No FAX, Handwritten, or Single-Spaced Copies will be accepted. Please number your pages.

 

 

V. SELECTION PROCESS

 

After submission of your application, the Council will conduct a three step due diligence selection process:

 

1.) Telephone interview. Most applicants will be contacted and given the opportunity to answer any questions reviewers may have about the proposal or to clarify any part of the proposal.

2.) Personal interview. After the initial screening has been made, remaining applicants will be given the opportunity to meet personally with the review team to elaborate, substantiate and generally build upon the submitted target plan.

3.) Verification.

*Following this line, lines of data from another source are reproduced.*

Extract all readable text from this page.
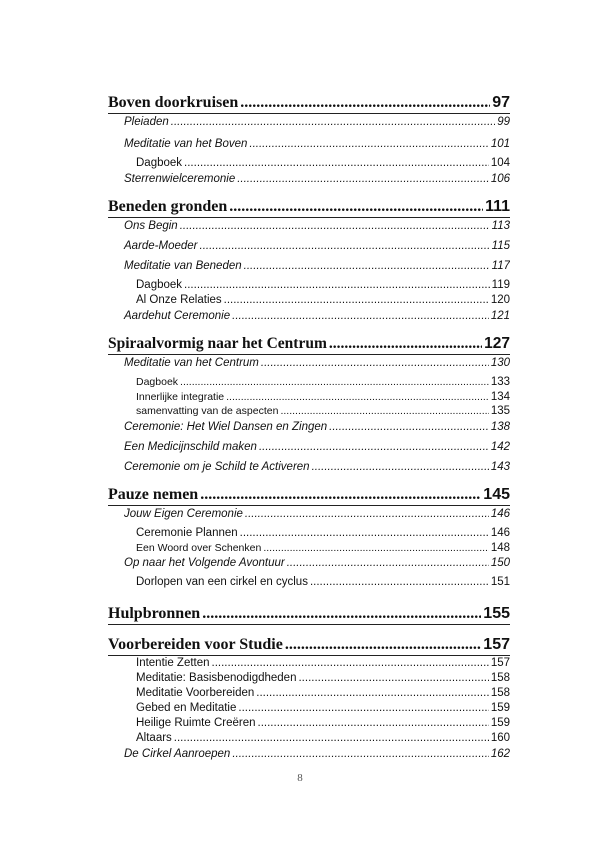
Boven doorkruisen .....	97
Pleiaden .....	99
Meditatie van het Boven .....	101
Dagboek .....	104
Sterrenwielceremonie .....	106
Beneden gronden .....	111
Ons Begin .....	113
Aarde-Moeder .....	115
Meditatie van Beneden .....	117
Dagboek .....	119
Al Onze Relaties .....	120
Aardehut Ceremonie .....	121
Spiraalvormig naar het Centrum .....	127
Meditatie van het Centrum .....	130
Dagboek .....	133
Innerlijke integratie .....	134
samenvatting van de aspecten .....	135
Ceremonie: Het Wiel Dansen en Zingen .....	138
Een Medicijnschild maken .....	142
Ceremonie om je Schild te Activeren .....	143
Pauze nemen .....	145
Jouw Eigen Ceremonie .....	146
Ceremonie Plannen .....	146
Een Woord over Schenken .....	148
Op naar het Volgende Avontuur .....	150
Dorlopen van een cirkel en cyclus .....	151
Hulpbronnen .....	155
Voorbereiden voor Studie .....	157
Intentie Zetten .....	157
Meditatie: Basisbenodigdheden .....	158
Meditatie Voorbereiden .....	158
Gebed en Meditatie .....	159
Heilige Ruimte Creëren .....	159
Altaars .....	160
De Cirkel Aanroepen .....	162
8
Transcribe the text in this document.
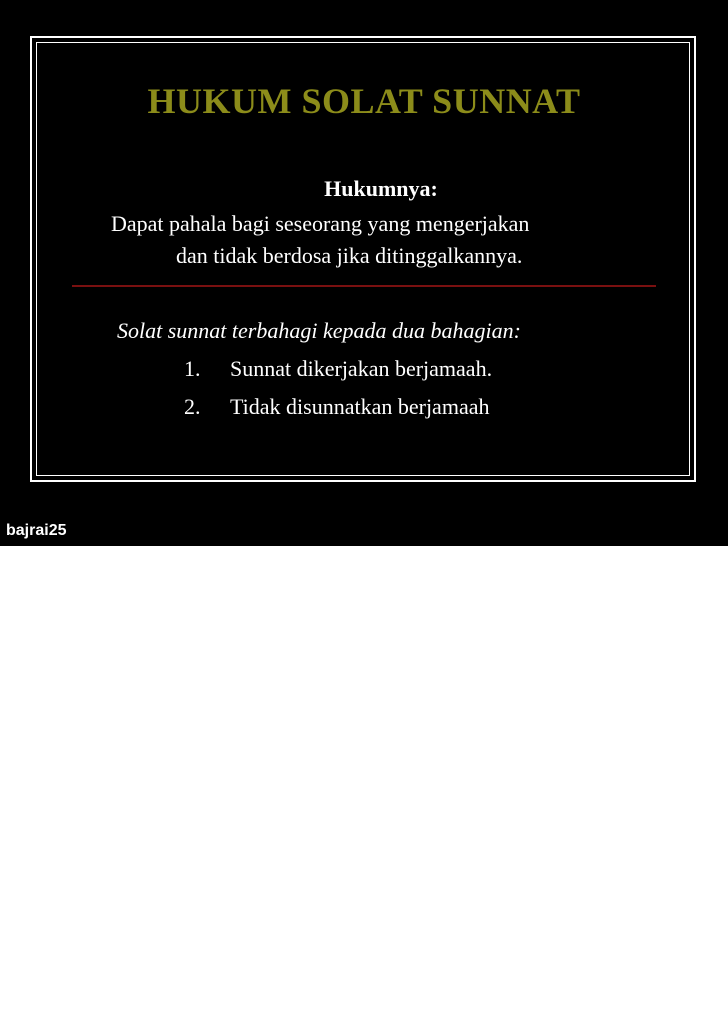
HUKUM SOLAT SUNNAT

Hukumnya:

Dapat pahala bagi seseorang yang mengerjakan

dan tidak berdosa jika ditinggalkannya.

Solat sunnat terbahagi kepada dua bahagian:

1. Sunnat dikerjakan berjamaah.
2. Tidak disunnatkan berjamaah
bajrai25
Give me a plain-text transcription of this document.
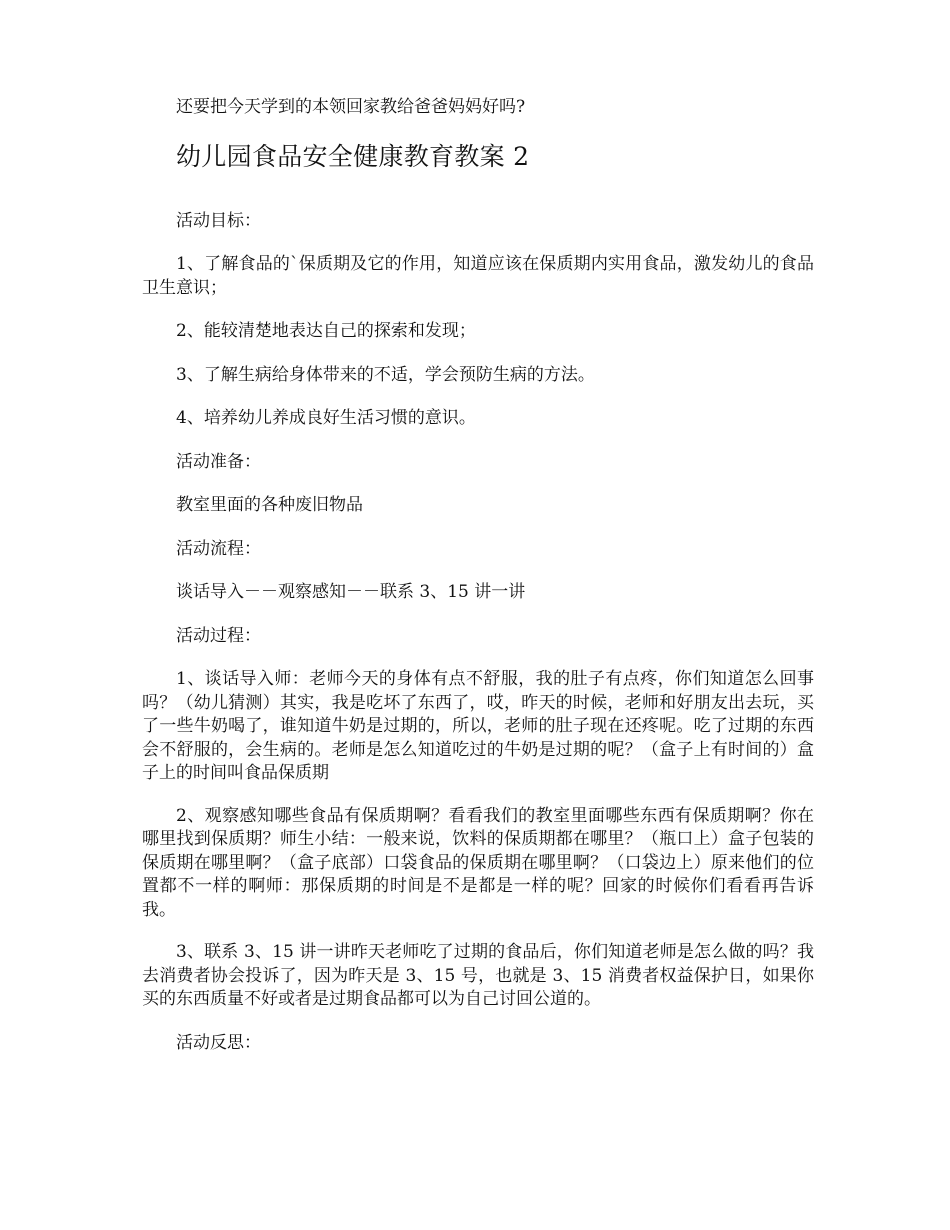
还要把今天学到的本领回家教给爸爸妈妈好吗?

幼儿园食品安全健康教育教案 2

活动目标：

1、了解食品的`保质期及它的作用，知道应该在保质期内实用食品，激发幼儿的食品卫生意识；

2、能较清楚地表达自己的探索和发现；

3、了解生病给身体带来的不适，学会预防生病的方法。

4、培养幼儿养成良好生活习惯的意识。

活动准备：

教室里面的各种废旧物品

活动流程：

谈话导入－－观察感知－－联系 3、15 讲一讲

活动过程：

1、谈话导入师：老师今天的身体有点不舒服，我的肚子有点疼，你们知道怎么回事吗？（幼儿猜测）其实，我是吃坏了东西了，哎，昨天的时候，老师和好朋友出去玩，买了一些牛奶喝了，谁知道牛奶是过期的，所以，老师的肚子现在还疼呢。吃了过期的东西会不舒服的，会生病的。老师是怎么知道吃过的牛奶是过期的呢？（盒子上有时间的）盒子上的时间叫食品保质期

2、观察感知哪些食品有保质期啊？看看我们的教室里面哪些东西有保质期啊？你在哪里找到保质期？师生小结：一般来说，饮料的保质期都在哪里？（瓶口上）盒子包装的保质期在哪里啊？（盒子底部）口袋食品的保质期在哪里啊？（口袋边上）原来他们的位置都不一样的啊师：那保质期的时间是不是都是一样的呢？回家的时候你们看看再告诉我。

3、联系 3、15 讲一讲昨天老师吃了过期的食品后，你们知道老师是怎么做的吗？我去消费者协会投诉了，因为昨天是 3、15 号，也就是 3、15 消费者权益保护日，如果你买的东西质量不好或者是过期食品都可以为自己讨回公道的。

活动反思：
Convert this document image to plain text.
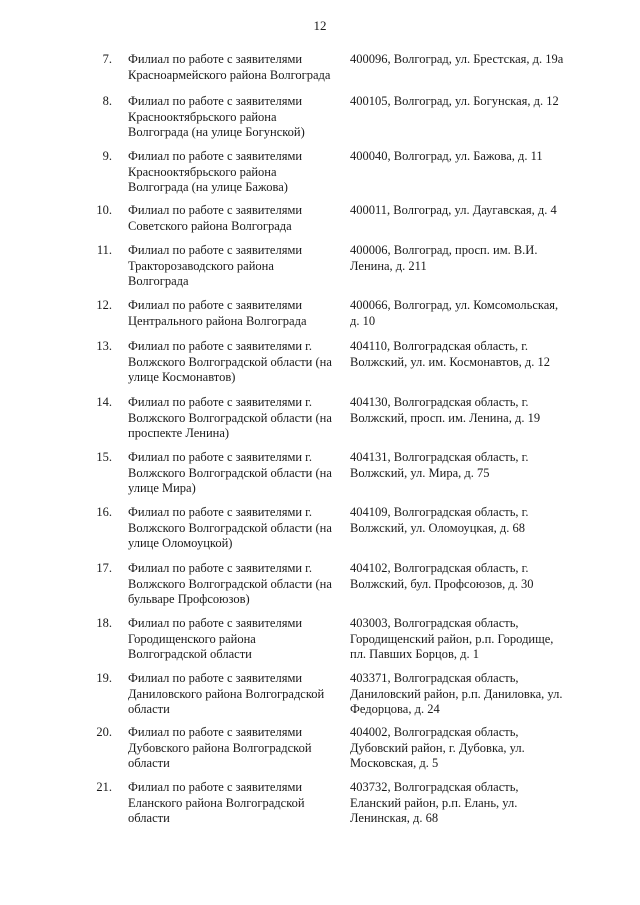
12
7. Филиал по работе с заявителями
Красноармейского района Волгограда
400096, Волгоград, ул. Брестская, д. 19а
8. Филиал по работе с заявителями
Краснооктябрьского района
Волгограда (на улице Богунской)
400105, Волгоград, ул. Богунская, д. 12
9. Филиал по работе с заявителями
Краснооктябрьского района
Волгограда (на улице Бажова)
400040, Волгоград, ул. Бажова, д. 11
10. Филиал по работе с заявителями
Советского района Волгограда
400011, Волгоград, ул. Даугавская, д. 4
11. Филиал по работе с заявителями
Тракторозаводского района
Волгограда
400006, Волгоград, просп. им. В.И.
Ленина, д. 211
12. Филиал по работе с заявителями
Центрального района Волгограда
400066, Волгоград, ул. Комсомольская,
д. 10
13. Филиал по работе с заявителями г.
Волжского Волгоградской области (на
улице Космонавтов)
404110, Волгоградская область, г.
Волжский, ул. им. Космонавтов, д. 12
14. Филиал по работе с заявителями г.
Волжского Волгоградской области (на
проспекте Ленина)
404130, Волгоградская область, г.
Волжский, просп. им. Ленина, д. 19
15. Филиал по работе с заявителями г.
Волжского Волгоградской области (на
улице Мира)
404131, Волгоградская область, г.
Волжский, ул. Мира, д. 75
16. Филиал по работе с заявителями г.
Волжского Волгоградской области (на
улице Оломоуцкой)
404109, Волгоградская область, г.
Волжский, ул. Оломоуцкая, д. 68
17. Филиал по работе с заявителями г.
Волжского Волгоградской области (на
бульваре Профсоюзов)
404102, Волгоградская область, г.
Волжский, бул. Профсоюзов, д. 30
18. Филиал по работе с заявителями
Городищенского района
Волгоградской области
403003, Волгоградская область,
Городищенский район, р.п. Городище,
пл. Павших Борцов, д. 1
19. Филиал по работе с заявителями
Даниловского района Волгоградской
области
403371, Волгоградская область,
Даниловский район, р.п. Даниловка, ул.
Федорцова, д. 24
20. Филиал по работе с заявителями
Дубовского района Волгоградской
области
404002, Волгоградская область,
Дубовский район, г. Дубовка, ул.
Московская, д. 5
21. Филиал по работе с заявителями
Еланского района Волгоградской
области
403732, Волгоградская область,
Еланский район, р.п. Елань, ул.
Ленинская, д. 68
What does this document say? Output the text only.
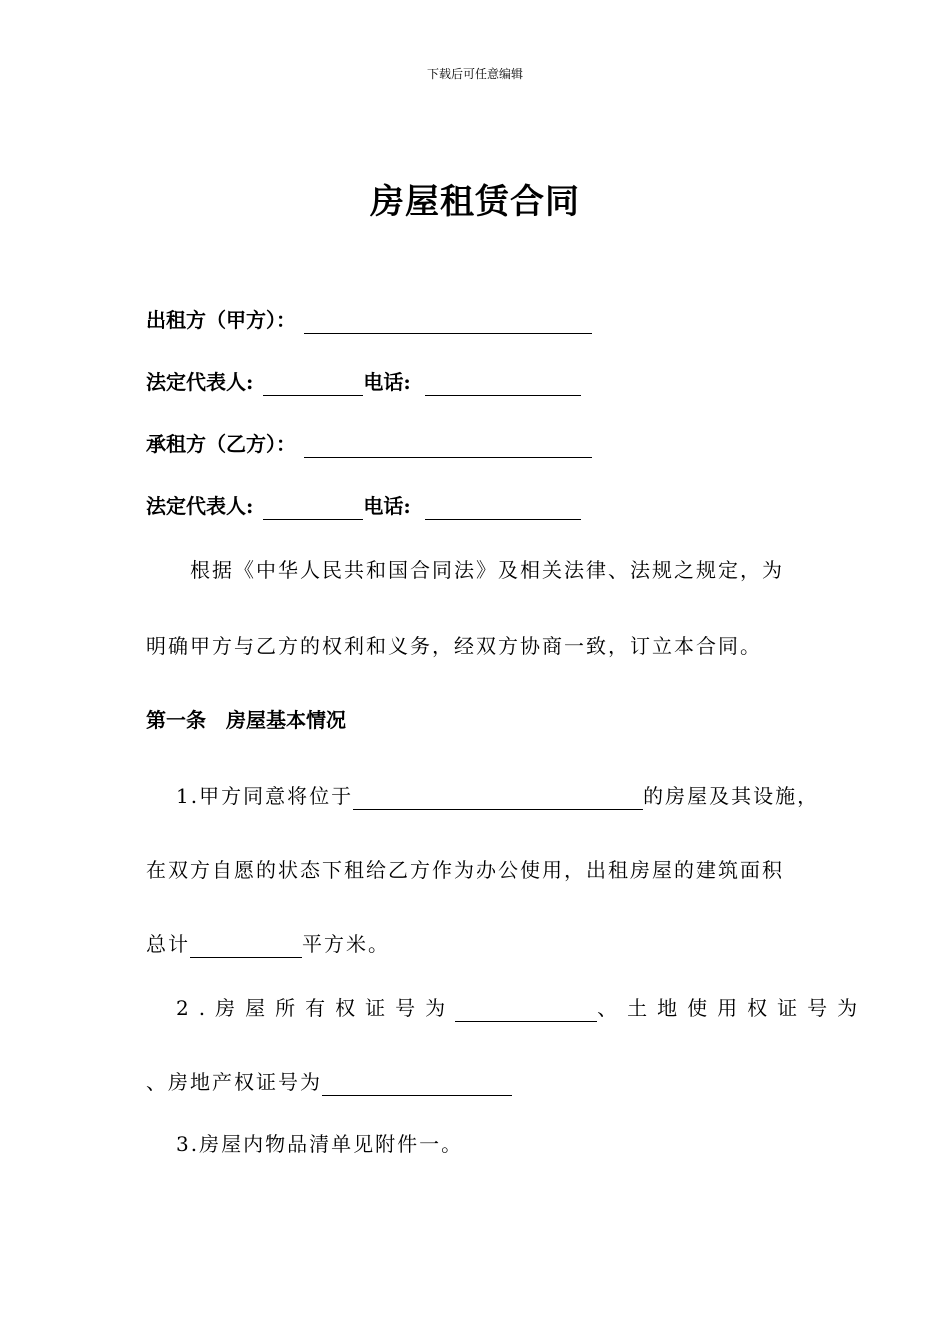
下载后可任意编辑
房屋租赁合同
出租方（甲方）：
法定代表人:	电话:
承租方（乙方）：
法定代表人:	电话:
根据《中华人民共和国合同法》及相关法律、法规之规定，为
明确甲方与乙方的权利和义务，经双方协商一致，订立本合同。
第一条　房屋基本情况
1.甲方同意将位于	的房屋及其设施，
在双方自愿的状态下租给乙方作为办公使用，出租房屋的建筑面积
总计	平方米。
2.房屋所有权证号为	、土地使用权证号为
、房地产权证号为
3.房屋内物品清单见附件一。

Verification involves the review team contacting previous customers or other outside persons familiar with the provider’s work to ask for confirmation of any key claims made by the applicant at any point during the due diligence process.

 

VI. TIMELINES FOR APPLICATION PROCESS

 

Here is an estimated timeline for the completion of each step of the application process:

 

 

Applications Due December 1, 2009

Applications Reviewed December 2009

Telephone Interviews December 2009/January 2010

Personal Interviews December 2009/January 2010

Verifications December 2009/January 2010

Awards Announced January 2010

Contract Period February 2010 to January 2011

 

NOTE: Applicants must be available for the dates of the telephone interviews and the personal interviews should they be required. The key people responsible for implementing the project should be available for both contacts.